Le istituzioni. Il capo villaggio è un uomo, il cui compito consiste nel coordinare le decisioni prese dalle Dabu. È un ruolo nominale. Nessun regolamento però impedisce alle donne di essere elette. È una donna ad aver meritato il titolo di “Regina dei Moso”. Proveniente da Chengdu e data in sposa al governatore locale si è adoperata per istruire i Moso e affiancando il marito nei vari incarichi governativi si è fatta portavoce dell’istanza della popolazione locale presso il governo centrale e ha continuato a farlo dopo la morte del marito fino all’età di 81 anni.
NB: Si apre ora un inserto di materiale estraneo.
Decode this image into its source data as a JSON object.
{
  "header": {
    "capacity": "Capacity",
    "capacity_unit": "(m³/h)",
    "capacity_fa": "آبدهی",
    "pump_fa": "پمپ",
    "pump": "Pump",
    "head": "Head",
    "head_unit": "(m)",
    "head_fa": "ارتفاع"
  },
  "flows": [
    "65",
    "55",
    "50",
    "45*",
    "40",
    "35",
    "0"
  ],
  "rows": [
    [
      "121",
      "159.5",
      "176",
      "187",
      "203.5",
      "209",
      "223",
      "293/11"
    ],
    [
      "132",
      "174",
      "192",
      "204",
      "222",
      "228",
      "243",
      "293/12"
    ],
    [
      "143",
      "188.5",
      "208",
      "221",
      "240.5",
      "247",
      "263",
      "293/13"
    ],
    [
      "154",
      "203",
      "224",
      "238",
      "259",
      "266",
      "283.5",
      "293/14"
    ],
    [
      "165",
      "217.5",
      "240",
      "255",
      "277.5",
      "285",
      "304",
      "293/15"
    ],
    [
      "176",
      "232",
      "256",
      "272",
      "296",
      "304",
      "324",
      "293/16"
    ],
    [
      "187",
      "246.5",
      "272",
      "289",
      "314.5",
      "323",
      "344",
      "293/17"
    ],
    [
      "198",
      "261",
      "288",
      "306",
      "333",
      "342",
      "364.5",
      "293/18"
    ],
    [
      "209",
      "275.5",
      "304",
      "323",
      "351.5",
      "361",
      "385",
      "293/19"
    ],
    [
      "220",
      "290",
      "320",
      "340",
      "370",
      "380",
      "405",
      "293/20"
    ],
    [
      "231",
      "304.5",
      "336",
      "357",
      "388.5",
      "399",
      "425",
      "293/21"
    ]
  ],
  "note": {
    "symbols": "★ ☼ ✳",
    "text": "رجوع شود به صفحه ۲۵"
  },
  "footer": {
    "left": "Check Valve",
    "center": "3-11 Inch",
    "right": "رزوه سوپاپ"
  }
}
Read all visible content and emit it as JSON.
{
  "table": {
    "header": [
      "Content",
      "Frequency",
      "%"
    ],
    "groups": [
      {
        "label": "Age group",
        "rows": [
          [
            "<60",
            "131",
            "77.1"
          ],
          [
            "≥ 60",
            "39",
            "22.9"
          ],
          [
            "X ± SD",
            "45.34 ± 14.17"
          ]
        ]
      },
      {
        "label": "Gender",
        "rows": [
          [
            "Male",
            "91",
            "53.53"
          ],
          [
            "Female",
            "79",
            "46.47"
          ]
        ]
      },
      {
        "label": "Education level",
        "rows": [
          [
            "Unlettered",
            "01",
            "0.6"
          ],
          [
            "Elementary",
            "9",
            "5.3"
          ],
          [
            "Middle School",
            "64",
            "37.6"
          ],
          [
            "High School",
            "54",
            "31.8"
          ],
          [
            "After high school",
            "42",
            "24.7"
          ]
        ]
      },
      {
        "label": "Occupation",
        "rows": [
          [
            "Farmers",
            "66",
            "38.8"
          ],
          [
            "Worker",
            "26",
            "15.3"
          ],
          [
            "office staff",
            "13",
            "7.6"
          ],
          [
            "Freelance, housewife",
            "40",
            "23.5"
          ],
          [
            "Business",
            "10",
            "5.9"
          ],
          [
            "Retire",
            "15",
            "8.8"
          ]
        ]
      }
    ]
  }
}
La religione e il culto dei morti. I Moso praticano una forma sincretica di Buddismo tibetano e dabaismo. La natura è sacra ed è femminile: ovunque si incontrano le bandiere di preghiera colorate, soprattutto nei luoghi più elevati e ventilati. Gamu è la montagna sacra ed è oggetto di culto. I Daba, preti sciamanici maschili, sono i custodi della religione antica e hanno il potere di liberare le donne dagli spiriti maligni: in una prospettiva armonica, rappresentano nella religione quello che le Dabu sono nella società. Più volte al giorno girano attorno ad uno stupa (monumento funerario) in senso orario facendo ruotare il mulinello di preghiera. I Moso sono una società spirituale, spesso si incontrano donne recitanti preghiere mentre percorrono avanti e indietro le strade del loro villaggio.
L’ultima diapositiva mostra una nicchia sulla montagna sacra di Shi Zhong Shan abitato dalla minoranza etnica dei Bai, dove la Yoni, una vulva gigante scolpita nella roccia su una base a forma di fiore di loto, è un luogo di culto antico, un inno all’origine della vita. Fine della presentazione. Applausi.
Francesca Rosati Freeman, Benvenuti nel paese delle donne, XL edizioni, 2010, 200pgg. ill.